Die Sucherin

Lukas 15, 8 – 10

 8 Oder welche Frau, die zehn Silbergroschen hat und “einen” davon verliert, zündet nicht ein Licht an und kehrt das Haus und sucht mit Fleiß, bis sie ihn findet? 9 Und wenn sie ihn gefunden hat, ruft sie ihre Freundinnen und Nachbarinnen und spricht: Freut euch mit mir; denn ich habe meinen Silbergroschen gefunden, den ich verloren hatte.

 Nur eine weitere Variation des gleichen Themas – so könnte man denken. variatio delectat ist ein Ratschlag an Rhetoriker und Schriftsteller.

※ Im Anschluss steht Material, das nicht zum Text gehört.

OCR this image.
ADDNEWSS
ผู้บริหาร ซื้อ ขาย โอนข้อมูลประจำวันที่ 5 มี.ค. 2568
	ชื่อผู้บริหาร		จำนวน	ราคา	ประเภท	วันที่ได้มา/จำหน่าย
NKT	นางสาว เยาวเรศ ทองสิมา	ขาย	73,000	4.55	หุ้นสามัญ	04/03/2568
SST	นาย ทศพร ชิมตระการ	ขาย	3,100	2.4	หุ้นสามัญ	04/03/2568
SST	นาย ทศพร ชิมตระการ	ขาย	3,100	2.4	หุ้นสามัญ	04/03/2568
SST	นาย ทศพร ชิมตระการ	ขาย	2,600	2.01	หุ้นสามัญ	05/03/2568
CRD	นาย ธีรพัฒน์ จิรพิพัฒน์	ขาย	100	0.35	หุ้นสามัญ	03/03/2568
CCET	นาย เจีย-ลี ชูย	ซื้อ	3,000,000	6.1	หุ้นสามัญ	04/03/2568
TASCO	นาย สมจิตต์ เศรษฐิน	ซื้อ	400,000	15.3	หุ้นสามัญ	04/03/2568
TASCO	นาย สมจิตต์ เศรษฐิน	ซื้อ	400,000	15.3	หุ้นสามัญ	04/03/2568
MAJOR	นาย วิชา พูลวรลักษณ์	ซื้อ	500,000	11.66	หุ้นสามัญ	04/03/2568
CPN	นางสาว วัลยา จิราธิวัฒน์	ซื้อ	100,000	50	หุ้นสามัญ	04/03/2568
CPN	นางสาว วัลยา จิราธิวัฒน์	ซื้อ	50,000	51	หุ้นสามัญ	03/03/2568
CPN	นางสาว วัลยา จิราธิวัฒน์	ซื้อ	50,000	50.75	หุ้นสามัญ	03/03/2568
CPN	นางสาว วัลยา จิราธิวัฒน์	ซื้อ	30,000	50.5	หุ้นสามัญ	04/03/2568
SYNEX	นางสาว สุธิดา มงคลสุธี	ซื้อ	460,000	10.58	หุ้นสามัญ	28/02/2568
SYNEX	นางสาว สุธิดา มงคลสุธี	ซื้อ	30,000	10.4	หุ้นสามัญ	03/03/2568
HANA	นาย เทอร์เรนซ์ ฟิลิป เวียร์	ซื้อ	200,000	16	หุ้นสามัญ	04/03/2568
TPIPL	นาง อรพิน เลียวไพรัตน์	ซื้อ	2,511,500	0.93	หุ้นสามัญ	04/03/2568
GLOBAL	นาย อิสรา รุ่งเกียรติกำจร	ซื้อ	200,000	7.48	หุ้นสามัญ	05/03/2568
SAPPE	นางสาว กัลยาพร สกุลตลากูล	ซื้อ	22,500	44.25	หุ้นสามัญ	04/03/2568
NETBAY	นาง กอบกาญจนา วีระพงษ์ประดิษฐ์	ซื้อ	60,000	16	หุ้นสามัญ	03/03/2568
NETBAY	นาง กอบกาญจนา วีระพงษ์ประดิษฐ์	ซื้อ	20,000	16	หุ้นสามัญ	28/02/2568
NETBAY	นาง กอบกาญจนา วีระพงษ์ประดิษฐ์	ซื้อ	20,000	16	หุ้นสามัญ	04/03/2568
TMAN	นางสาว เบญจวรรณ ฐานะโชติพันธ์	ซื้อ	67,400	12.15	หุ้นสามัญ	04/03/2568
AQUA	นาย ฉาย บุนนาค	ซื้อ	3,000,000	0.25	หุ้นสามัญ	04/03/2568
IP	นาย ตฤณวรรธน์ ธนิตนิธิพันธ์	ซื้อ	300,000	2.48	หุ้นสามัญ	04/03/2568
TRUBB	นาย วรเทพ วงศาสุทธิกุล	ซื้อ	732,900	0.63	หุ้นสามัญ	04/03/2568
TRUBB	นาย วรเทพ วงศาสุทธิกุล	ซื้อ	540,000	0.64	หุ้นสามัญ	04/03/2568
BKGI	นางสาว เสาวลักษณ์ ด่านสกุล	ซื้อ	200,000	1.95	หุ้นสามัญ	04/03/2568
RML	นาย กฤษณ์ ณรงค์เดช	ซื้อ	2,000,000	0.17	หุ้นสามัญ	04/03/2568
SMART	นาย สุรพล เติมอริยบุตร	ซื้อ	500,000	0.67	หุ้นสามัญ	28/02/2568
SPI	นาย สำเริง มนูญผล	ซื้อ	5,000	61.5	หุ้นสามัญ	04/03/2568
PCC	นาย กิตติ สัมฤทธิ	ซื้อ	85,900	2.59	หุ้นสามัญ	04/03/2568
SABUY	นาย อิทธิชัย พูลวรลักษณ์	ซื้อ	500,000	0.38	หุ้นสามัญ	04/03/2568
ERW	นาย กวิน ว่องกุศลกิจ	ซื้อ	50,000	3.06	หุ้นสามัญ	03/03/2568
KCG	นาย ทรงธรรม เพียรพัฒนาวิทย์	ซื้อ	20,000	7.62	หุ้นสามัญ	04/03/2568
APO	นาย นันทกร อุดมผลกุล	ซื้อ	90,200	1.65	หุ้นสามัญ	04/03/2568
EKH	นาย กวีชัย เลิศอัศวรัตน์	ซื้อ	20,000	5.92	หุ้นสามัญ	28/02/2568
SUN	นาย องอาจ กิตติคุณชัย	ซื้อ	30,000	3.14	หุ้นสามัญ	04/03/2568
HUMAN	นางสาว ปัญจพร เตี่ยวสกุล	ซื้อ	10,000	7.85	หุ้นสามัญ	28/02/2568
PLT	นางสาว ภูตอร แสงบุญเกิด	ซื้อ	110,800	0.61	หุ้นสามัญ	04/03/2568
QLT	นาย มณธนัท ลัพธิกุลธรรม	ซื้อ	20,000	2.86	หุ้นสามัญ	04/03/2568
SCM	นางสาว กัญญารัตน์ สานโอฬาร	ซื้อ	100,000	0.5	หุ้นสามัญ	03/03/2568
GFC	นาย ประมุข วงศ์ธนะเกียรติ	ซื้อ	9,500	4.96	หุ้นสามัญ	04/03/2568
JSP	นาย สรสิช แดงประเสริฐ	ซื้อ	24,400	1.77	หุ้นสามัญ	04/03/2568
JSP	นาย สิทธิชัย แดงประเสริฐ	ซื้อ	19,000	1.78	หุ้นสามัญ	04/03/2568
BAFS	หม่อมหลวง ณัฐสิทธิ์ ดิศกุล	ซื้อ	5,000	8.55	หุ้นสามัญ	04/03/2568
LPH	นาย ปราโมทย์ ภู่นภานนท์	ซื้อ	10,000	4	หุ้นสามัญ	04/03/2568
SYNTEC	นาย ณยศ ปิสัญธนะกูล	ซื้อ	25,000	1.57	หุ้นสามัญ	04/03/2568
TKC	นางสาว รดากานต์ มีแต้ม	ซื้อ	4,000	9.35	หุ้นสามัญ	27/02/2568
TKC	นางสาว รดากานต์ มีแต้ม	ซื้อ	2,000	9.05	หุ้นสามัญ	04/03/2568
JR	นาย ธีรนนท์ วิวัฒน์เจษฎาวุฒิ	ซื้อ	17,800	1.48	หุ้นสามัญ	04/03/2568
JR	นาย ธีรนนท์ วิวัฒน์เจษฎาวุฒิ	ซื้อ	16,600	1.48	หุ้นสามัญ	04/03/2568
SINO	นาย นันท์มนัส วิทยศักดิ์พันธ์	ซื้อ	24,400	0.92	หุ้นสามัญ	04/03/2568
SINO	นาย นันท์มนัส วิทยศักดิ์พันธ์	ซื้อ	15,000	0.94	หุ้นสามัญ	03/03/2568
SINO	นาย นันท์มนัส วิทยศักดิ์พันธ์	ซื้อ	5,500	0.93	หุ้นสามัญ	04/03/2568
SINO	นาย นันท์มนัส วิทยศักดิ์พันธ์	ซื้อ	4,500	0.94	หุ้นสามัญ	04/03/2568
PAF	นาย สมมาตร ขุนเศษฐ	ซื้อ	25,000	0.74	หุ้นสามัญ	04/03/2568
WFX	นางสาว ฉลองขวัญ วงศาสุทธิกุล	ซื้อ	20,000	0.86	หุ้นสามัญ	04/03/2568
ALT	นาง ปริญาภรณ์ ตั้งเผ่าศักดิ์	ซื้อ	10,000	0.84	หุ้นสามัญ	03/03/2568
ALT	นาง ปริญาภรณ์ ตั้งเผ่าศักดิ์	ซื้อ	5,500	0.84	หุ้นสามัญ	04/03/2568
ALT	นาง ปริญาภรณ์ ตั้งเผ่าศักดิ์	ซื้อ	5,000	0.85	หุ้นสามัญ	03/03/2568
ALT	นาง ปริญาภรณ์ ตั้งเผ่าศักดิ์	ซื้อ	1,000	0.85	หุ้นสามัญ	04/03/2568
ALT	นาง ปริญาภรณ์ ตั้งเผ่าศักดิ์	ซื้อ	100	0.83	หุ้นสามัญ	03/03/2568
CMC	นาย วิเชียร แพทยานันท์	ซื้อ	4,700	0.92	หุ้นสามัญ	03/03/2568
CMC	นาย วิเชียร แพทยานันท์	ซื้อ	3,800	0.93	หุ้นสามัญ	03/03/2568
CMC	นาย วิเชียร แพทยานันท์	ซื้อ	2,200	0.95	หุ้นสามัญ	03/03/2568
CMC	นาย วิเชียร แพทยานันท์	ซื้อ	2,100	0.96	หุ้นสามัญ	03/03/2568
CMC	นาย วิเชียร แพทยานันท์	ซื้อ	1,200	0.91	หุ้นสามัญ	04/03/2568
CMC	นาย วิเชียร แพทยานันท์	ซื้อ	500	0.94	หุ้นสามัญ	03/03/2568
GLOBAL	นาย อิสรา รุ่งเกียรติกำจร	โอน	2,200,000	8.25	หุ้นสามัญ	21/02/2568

Ist es wirklich nicht mehr, nur eine Variation?

 Eine Frau stellt das Haus auf den Kopf, um ihren Silbergroschen zu finden Von den zehn Drachmen, die sie besitzt, ist eine ihr verloren gegangen. Allein schon das macht deutlich: Sie ist eine arme Frau. Sie hat so wenig, dass sie sofort merkt, wenn ihr etwas von dem Wenigen fehlt, das sie hat. Eine Reiche hätte suchen lassen oder es wohl gar nicht bemerkt, dass ihr in ihrem Reichtum etwas fehlt. Sie aber merkt es und sucht – mit Fleiß. Es macht ihr Mühe, sie macht sich Mühe. In ihrem bemühten Suchen ist sie wie eine Schwester der Martha, die sich auch viel Mühe macht. Und sie ist wie eine Schwester der armen Witwe, die ihr ganzes Vermögen in den Opferstock gibt.

 Suchet, so werdet ihr finden! (11,9) hat Jesus gesagt. Und hier erzählt er: Es ist wahr – Suchen ist keine vergebliche Liebesmühe. Ihr Suchen mündet ein in die Freude, eine Freude, die sie nicht für sich selbst behalten kann. Sie ruft Freundinnen und Nachbarinnen und teilt ihr Freude mit ihnen, teilt sie an sie aus.

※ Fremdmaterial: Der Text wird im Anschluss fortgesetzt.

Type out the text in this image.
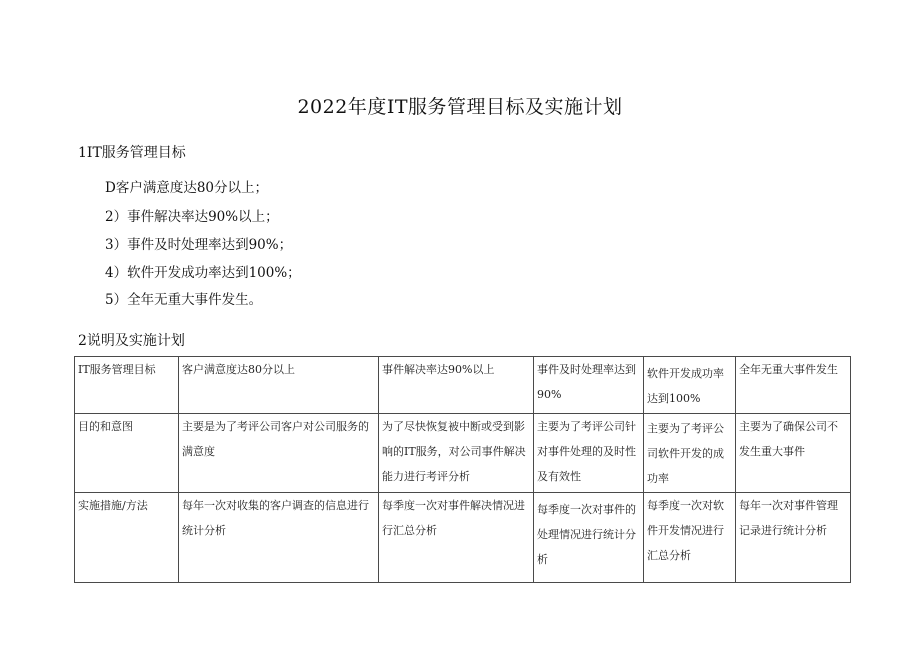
2022年度IT服务管理目标及实施计划
1IT服务管理目标
D客户满意度达80分以上；
2）事件解决率达90%以上；
3）事件及时处理率达到90%；
4）软件开发成功率达到100%；
5）全年无重大事件发生。
2说明及实施计划
IT服务管理目标	客户满意度达80分以上	事件解决率达90%以上	事件及时处理率达到90%	软件开发成功率达到100%	全年无重大事件发生
目的和意图	主要是为了考评公司客户对公司服务的满意度	为了尽快恢复被中断或受到影响的IT服务，对公司事件解决能力进行考评分析	主要为了考评公司针对事件处理的及时性及有效性	主要为了考评公司软件开发的成功率	主要为了确保公司不发生重大事件
实施措施/方法	每年一次对收集的客户调查的信息进行统计分析	每季度一次对事件解决情况进行汇总分析	每季度一次对事件的处理情况进行统计分析	每季度一次对软件开发情况进行汇总分析	每年一次对事件管理记录进行统计分析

 10 So, sage ich euch, wird Freude sein vor den Engeln Gottes über einen Sünder, der Buße tut.

 So wie diese Frau mit ihrer Freude stellt euch die Freude im Himmel vor. Die Freude ist nicht erst groß, wenn Großartiges gefunden wird. Sie ist schon groß bei dem Kleinen. Sie ist groß bei dem, was wir gering schätzen, bei den Sündern, auf die herab geschaut wird, die nicht zählen, nichts gelten.

Es ist ein gewagtes Bild: Gottes Freude gleicht der Freude einer armen Frau. Der Hohe, Erhabene, Ewige freut sich wie eine namenlose Frau, der eine Kleinigkeit verloren war und die sie wieder gefunden hat. Der, für den die Völker wie ein Tropfen an einem Eimer (Jesaja 40,15) sind, freut sich über jeden, den er wieder findet, der zu ihm zurück findet.

Gott wie eine fröhliche arme Frau – das ist bis heute ein Bild, das quer liegt zu den Bildern von Gott, die wir haben, die wir lehren, die uns leiten. Und doch kann uns dieses Bild Gott nahe bringen, weil es ihn herunter holt vom Sockel der Unberührbarkeit, der Unnahbarkeit, weil es eine Alltagserfahrung – mühevolles Suchen und glückhaftes Finden – zu einem Bild werden lässt, das uns Gott in seiner Freude vor Augen stellt.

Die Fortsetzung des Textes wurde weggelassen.